The guy giving you a cup of water at mile 8.
The cop monitoring traffic at mile 10.
The kid high-fiving you at the final aid station.
The lady handing you a finisher’s medal at 13.1 or 26.2 miles.
Runners aren’t the only “endurance athletes” at races — so are the volunteers.
They give of themselves and their time, some times in adverse weather conditions, for hours.
Do you thank volunteers when you race? If not, you should start.
Have you ever been a race volunteer yourself? Again, if you haven’t, I encourage you to step up. You won’t regret it.
Back when I lived in Santa Fe, New Mexico, I was the president of the Santa Fe Striders, and I also served as race director for The Santa Fe Run Around, a local 5K/10K race, for a couple of years.
I got to fire the starting gun and use a bullhorn. (This was back in the days before timing chips and Garmins.)
The Run-Around lived up to its name in every sense when I managed it. It wasn’t a huge race (about 500 runners), but staging it was a colossal, manual team effort, from processing paper registrations and checks, to filing for race-day insurance, to printing race tags and designing T-shirts, to stuffing goodie bags.
Being a race director (and club president) required navigating politics and personalities, securing financial sponsors and getting the whole community behind the event.
It took months of planning. I loved doing it.
Volunteering at race gives you great perspective from the other side of the finish line.
A few months ago my friend Pam and I were talking about a small race where she volunteered. She told me about how one woman spontaneously hugged her after she crossed the finish line — this racer was so happy with her accomplishment.
“It made me happy the rest of the day,” Pam told me. “You remember what it’s like again, to be a new runner and racer and that feeling.”
I love those kinds of moments. They remind us that running isn’t just about goal-setting but a lifestyle.
Kids Running America is a nonprofit in the Denver area with the focus of fighting childhood obesity. The goal is for the children to run the equivalent distance of a marathon, 26.2 miles, in approximately two months. Each week they log their mileage and they run their finale mile at a celebration.
The final mile was in downtown Denver this weekend, in the rain and cold. It was about 40 degrees, and the kids did awesome, despite the drizzle and chill.
Kids Running America in Denver, 2011.
Throughout the KRA fall 2011 season I’ve volunteered as a parent mentor. Some weeks I paced the faster kids; other times I was the sweeper in the group, helping the younger or slower-moving children finish the workouts.

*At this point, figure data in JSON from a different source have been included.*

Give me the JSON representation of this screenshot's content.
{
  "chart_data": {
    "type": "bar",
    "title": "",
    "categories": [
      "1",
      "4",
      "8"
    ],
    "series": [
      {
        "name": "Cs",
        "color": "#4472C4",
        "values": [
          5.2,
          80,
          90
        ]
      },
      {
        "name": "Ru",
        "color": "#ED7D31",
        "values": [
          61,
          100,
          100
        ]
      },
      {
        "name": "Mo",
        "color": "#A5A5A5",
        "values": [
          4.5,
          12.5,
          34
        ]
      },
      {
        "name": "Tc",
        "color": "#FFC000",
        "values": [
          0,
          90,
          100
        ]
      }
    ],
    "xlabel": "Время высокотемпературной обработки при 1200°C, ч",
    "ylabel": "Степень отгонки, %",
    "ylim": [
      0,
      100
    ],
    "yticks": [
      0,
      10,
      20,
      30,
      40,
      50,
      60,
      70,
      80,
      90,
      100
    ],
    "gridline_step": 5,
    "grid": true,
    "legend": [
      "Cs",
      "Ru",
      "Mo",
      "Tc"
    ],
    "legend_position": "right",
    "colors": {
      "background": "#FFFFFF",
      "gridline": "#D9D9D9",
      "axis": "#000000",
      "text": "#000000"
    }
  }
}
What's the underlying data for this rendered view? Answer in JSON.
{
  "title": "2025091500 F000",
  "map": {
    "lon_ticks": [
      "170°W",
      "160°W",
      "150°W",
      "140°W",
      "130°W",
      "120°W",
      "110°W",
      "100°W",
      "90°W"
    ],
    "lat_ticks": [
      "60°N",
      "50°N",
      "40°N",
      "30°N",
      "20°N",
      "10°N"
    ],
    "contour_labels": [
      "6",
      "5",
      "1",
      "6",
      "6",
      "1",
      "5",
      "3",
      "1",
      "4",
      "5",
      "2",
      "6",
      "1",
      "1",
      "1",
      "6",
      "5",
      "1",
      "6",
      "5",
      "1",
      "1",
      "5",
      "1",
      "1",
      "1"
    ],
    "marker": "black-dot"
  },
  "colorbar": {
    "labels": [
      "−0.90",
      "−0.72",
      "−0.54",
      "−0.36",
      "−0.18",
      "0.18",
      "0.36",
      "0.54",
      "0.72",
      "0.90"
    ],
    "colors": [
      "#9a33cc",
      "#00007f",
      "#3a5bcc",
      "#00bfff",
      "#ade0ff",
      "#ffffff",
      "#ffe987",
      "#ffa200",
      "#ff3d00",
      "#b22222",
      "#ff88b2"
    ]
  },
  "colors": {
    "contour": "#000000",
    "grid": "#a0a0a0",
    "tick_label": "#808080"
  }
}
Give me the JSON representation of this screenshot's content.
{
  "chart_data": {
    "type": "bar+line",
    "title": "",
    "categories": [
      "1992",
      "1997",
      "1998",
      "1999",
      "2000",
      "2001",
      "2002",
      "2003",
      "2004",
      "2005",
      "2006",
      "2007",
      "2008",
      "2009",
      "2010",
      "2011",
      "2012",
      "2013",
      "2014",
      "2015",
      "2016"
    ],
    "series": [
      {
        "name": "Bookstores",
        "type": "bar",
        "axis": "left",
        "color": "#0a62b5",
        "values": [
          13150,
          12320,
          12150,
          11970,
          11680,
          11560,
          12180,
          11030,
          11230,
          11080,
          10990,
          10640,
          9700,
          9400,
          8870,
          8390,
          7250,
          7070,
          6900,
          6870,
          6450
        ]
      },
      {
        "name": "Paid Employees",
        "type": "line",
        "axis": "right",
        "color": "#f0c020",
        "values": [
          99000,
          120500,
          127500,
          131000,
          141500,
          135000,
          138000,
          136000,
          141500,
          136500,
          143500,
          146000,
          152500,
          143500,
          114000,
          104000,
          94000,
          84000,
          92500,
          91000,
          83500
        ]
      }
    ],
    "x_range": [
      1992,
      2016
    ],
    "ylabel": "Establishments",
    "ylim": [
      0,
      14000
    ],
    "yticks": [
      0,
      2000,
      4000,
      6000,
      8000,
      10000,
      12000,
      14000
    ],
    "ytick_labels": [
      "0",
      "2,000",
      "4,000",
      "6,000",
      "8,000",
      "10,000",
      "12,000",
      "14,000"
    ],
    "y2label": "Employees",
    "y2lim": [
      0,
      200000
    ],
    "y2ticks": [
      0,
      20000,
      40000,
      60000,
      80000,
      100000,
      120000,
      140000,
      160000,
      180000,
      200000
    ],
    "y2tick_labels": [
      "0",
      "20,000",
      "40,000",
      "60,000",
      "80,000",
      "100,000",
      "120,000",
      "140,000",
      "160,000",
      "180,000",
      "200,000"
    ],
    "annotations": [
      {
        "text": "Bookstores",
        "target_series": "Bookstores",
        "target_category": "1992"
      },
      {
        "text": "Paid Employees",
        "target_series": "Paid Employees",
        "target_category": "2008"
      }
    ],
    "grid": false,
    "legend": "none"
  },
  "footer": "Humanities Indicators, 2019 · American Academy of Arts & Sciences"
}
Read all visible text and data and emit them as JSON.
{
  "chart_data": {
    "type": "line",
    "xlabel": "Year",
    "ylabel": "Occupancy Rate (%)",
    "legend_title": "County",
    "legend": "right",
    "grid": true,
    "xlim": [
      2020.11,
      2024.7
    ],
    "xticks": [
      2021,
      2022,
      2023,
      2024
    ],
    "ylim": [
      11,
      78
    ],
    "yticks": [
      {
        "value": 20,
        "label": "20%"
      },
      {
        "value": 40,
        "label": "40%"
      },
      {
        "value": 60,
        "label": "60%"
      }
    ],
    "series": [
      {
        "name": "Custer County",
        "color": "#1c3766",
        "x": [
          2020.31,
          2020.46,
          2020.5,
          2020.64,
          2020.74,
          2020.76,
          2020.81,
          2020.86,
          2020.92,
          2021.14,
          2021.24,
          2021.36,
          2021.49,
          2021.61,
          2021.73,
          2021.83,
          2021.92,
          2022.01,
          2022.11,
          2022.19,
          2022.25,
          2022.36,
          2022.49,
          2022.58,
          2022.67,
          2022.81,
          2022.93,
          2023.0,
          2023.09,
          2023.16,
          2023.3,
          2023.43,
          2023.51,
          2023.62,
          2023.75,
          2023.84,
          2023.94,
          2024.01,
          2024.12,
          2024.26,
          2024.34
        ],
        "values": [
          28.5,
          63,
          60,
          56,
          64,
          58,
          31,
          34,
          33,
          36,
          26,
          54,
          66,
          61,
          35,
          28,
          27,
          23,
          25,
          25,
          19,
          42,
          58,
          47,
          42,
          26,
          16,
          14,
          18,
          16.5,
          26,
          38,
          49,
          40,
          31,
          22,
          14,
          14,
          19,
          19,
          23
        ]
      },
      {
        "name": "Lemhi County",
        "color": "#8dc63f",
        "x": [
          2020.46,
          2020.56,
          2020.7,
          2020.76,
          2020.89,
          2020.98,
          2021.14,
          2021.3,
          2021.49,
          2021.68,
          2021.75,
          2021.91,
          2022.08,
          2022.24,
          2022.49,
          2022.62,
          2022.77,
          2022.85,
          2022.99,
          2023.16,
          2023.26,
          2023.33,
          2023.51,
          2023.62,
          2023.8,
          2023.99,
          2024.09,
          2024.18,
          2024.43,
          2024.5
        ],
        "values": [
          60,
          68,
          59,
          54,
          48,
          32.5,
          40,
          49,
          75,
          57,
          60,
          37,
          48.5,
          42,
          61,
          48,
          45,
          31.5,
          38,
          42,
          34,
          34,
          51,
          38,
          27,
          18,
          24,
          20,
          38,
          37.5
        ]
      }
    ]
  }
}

By the end program all the children, regardless of age or size, showed improved endurance.
For the past few seasons I’ve also drawn up the training plans (as a volunteer/coach) for the Distance Divas — a marathon/half marathon subgroup of the Colorado Columbines.
Tarzan and I met up with Columbines who set up a cheering section for our runners at the Denver Rock N Roll Marathon and Half Marathon (also this weekend). We were at mile 9, our cowbells and enthusiasm on hand.
That’s me and Tarzan at the far right.
Tarzan and I didn’t stay long, just enough to cheer for a handful of our group and the other racers (I knew better than to test the patience of my 5-year-old too much), but we enjoyed every moment of it.
There’s a camaraderie you get from looking at races from the “other side,” through the looking glass. It makes you appreciate the whole experience again — seeing the hard work and determination on people’s faces and what it means to them, to have the courage to be out there in the first place.
Whether we are young or old runners, newbies or veterans, fast or slow, running our first event or our 500th race or first Boston Marathon, we runners, and racers, can’t do it without the dedication of those people out there helping us.
Volunteers working the 115th Boston Marathon, April 2011.
Thank you, race volunteers — you rock.
Aging is inevitable, but growing old is a choice. Lace up your shoes, and let’s go!